Keith Cieplicki

Personal information
- Born: June 6, 1963 (age 63) Burlington, Vermont, U.S.
- Listed height: 6 ft 4 in (1.93 m)
- Listed weight: 165 lb (75 kg)

Career information
- High school: Rice Memorial (South Burlington, Vermont)
- College: William & Mary (1981–1985)
- NBA draft: 1985: 7th round, 161st overall pick
- Drafted by: Los Angeles Lakers
- Position: Shooting guard

Career history

Coaching
- 1986–1987: Vermont (men's asst.)
- 1987–1991: Rice Mem. HS (boys' HC)
- 1991–1993: Vermont (women's asst.)
- 1993–1995: Boston College (women's asst.)
- 1995–1997: Rice Mem. HS (girls' HC)
- 1997–2003: Vermont
- 2003–2006: Syracuse

Career highlights
- As player: 3× First-team All-ECAC South (1983–1985); No. 14 retired by William & Mary Tribe; As coach: 3× America East regular season champion (1998, 2000, 2002); 2× America East Coach of the Year (2000, 2002);
- Stats at Basketball Reference

= Keith Cieplicki =

American basketball player-coach (born 1963)
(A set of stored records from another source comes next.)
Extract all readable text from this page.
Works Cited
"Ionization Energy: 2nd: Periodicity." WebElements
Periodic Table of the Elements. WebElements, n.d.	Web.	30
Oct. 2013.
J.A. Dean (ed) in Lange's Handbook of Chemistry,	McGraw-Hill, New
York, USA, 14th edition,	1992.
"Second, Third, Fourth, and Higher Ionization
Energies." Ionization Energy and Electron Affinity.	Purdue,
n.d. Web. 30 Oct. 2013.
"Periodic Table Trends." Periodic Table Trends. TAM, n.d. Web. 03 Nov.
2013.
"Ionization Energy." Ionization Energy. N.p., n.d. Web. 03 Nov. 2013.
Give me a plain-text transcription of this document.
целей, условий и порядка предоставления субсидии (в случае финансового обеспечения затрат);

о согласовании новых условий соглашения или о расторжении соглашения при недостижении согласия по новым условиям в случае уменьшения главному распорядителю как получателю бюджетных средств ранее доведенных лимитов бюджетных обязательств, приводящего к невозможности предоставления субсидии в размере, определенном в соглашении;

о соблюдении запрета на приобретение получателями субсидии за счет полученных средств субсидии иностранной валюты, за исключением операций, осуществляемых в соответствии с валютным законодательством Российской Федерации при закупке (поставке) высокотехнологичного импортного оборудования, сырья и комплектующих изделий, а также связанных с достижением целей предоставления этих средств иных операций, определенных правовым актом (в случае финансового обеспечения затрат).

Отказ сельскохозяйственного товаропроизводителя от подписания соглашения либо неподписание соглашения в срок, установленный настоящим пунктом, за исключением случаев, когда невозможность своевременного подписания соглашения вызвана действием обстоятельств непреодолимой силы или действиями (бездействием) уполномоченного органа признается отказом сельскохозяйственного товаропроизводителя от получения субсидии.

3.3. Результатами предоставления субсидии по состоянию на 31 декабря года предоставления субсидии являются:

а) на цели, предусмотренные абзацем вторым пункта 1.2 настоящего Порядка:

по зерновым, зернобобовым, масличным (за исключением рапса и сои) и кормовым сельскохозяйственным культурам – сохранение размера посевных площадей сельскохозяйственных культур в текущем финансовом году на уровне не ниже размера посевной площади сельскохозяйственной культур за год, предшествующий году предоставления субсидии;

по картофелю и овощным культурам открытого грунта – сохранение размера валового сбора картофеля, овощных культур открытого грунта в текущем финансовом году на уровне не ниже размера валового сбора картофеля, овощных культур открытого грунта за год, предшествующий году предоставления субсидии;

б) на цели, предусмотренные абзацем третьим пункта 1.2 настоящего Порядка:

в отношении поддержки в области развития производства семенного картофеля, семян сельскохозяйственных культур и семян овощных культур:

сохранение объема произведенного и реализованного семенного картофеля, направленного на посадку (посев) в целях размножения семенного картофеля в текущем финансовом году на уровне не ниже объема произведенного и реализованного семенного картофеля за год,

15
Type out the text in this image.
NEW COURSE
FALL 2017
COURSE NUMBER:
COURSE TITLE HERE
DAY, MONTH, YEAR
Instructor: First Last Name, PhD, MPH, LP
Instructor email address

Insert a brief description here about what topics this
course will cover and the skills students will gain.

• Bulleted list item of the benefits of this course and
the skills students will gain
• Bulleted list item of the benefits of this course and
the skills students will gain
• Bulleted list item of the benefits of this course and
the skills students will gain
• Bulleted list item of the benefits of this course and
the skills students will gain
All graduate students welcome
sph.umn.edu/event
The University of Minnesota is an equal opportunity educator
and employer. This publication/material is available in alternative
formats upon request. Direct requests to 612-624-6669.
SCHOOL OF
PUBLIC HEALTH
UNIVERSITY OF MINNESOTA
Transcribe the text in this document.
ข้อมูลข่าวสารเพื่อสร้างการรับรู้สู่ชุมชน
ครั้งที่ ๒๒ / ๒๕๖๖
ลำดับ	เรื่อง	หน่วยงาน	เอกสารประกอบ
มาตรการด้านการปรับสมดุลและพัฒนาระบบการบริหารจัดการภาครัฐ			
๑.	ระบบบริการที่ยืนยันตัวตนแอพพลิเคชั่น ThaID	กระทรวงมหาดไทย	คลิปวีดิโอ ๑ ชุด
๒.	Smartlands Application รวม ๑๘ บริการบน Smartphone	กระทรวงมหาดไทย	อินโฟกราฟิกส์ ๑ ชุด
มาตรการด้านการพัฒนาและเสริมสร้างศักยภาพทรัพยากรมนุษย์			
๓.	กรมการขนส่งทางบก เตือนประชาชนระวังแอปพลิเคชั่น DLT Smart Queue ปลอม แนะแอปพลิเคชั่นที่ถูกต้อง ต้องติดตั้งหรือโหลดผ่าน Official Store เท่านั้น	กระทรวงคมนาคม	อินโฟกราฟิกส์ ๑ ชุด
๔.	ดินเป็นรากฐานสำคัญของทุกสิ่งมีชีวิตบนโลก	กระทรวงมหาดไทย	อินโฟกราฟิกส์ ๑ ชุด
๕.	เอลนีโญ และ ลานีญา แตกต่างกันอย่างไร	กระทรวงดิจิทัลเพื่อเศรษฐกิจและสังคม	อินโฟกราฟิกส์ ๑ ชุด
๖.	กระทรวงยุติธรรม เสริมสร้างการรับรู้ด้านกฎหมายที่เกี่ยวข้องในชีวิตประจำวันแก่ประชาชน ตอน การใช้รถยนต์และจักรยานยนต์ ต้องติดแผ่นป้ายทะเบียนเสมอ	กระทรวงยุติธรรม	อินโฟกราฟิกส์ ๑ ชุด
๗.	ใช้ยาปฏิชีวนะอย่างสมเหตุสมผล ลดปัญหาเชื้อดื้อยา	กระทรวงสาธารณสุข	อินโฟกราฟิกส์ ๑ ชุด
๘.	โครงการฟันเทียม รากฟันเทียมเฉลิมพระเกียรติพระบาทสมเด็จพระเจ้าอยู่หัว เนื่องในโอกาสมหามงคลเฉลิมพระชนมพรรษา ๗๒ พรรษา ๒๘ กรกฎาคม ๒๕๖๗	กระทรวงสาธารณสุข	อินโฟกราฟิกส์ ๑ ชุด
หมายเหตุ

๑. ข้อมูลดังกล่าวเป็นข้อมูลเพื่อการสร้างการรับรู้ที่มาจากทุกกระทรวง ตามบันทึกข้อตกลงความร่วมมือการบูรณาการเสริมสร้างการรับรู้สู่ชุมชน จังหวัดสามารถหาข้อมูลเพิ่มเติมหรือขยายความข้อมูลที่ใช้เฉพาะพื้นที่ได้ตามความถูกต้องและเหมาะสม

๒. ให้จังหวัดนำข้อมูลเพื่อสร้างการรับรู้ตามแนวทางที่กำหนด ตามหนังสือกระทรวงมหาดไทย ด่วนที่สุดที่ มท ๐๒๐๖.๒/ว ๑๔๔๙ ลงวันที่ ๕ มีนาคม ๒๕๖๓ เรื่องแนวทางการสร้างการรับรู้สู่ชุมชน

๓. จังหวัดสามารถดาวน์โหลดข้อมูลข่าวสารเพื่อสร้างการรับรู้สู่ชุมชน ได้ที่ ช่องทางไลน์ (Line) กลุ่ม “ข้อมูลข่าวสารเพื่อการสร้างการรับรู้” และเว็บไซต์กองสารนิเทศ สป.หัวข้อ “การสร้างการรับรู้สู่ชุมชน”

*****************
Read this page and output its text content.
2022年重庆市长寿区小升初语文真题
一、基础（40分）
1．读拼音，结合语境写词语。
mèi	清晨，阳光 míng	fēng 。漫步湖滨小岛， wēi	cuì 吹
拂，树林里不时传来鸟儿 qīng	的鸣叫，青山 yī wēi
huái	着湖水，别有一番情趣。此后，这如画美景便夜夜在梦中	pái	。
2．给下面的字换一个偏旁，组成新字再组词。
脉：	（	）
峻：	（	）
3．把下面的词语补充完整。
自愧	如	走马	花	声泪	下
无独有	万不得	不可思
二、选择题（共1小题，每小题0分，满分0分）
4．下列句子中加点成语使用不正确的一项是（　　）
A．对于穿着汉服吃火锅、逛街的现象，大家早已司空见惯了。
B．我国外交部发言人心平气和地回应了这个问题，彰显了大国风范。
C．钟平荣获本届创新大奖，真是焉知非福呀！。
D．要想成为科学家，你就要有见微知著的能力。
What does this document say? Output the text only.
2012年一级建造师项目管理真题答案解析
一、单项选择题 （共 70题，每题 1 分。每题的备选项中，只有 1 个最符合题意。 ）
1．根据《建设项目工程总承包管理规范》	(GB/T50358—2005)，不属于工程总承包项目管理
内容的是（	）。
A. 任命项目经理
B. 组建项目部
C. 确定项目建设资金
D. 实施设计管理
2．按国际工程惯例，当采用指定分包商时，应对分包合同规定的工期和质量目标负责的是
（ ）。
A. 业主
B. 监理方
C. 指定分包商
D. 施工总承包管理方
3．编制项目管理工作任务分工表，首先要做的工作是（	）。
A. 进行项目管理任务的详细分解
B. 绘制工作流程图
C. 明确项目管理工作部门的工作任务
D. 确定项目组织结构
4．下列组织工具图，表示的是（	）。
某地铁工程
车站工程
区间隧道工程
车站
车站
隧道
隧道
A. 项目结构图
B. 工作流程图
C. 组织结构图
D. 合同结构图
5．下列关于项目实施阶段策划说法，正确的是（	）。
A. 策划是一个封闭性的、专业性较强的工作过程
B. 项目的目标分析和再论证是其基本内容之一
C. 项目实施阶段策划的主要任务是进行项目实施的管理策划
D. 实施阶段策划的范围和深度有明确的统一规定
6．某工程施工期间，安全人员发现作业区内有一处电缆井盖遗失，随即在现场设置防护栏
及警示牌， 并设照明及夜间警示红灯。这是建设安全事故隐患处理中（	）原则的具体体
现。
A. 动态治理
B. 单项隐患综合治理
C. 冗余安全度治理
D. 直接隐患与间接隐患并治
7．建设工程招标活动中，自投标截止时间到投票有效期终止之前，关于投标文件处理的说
Keith Cieplicki (born June 6, 1963) is an American former college basketball player and women's college basketball coach. From 1997 to 2003, he coached at Vermont, where he posted a 127–53 (.705) record. He left Vermont to take the head coaching job at Syracuse. In his three seasons there, he posted a 28–55 overall record. After the 2006 season he resigned. He was named one of the 50 Greatest Sports Figures from Vermont by Sports Illustrated.

==Playing career==
Cieplicki was the first Vermont high school player to ever score over 2,000 points while at Rice Memorial High School, where he played under his father Bernie Cieplicki Sr. He was a two-time Vermont high school athlete of the year and led Rice to a state title in 1980.

After high school, Cieplicki played college basketball at William & Mary where he was a three-time ECAC South first team all-conference selection and helped the Tribe reach its first-ever postseason tournament with a berth in the 1983 NIT. Through 2020–21, Cieplicki is seventh all-time in scoring with 1,812 points at William & Mary and had his number 14 retired by the school.

Cieplicki was taken in the seventh round by the Los Angeles Lakers in the 1985 NBA draft.

==Coaching career==
In 1986, Cieplicki returned home and began his coaching career under Tom Brennan at Vermont. He then went back to his alma mater Rice where he was the head coach of the boys' basketball team. Cieplicki then transitioned to the Vermont women's program as an assistant under Cathy Inglese, and followed her to Boston College as an assistant between the years of 1991 and 1995. He returned to his alma mater once more, this time to coach the Rice girls' basketball team for two seasons before being named the head women's basketball coach at Vermont.

While at Vermont, his teams won three America East Conference regular season titles, and advanced to the NCAA tournament in 2000. In 2000, and 2002, he was named American East Conference Coach of the year. In 2003, he was named the head women's basketball coach at Syracuse and resigned in 2006.

==Personal==
Cieplicki is a member of the Vermont Sports Hall of Fame, New England Basketball Hall of Fame, Rice Memorial Athletic Hall of Fame and the William & Mary Athletic Hall of Fame. He comes from a prominent basketball family as his father Bernie Sr. won three Vermont state boys basketball championships as a coach, while brother Bernie Jr. played collegiately at both Fairfield and Vermont. His brother Kevin also coached the Rice boys program, while nephew Kyle played collegiately at Vermont and is a current assistant coach with the Catamounts.

He currently lives in Syracuse, New York and works in the non-profit sector.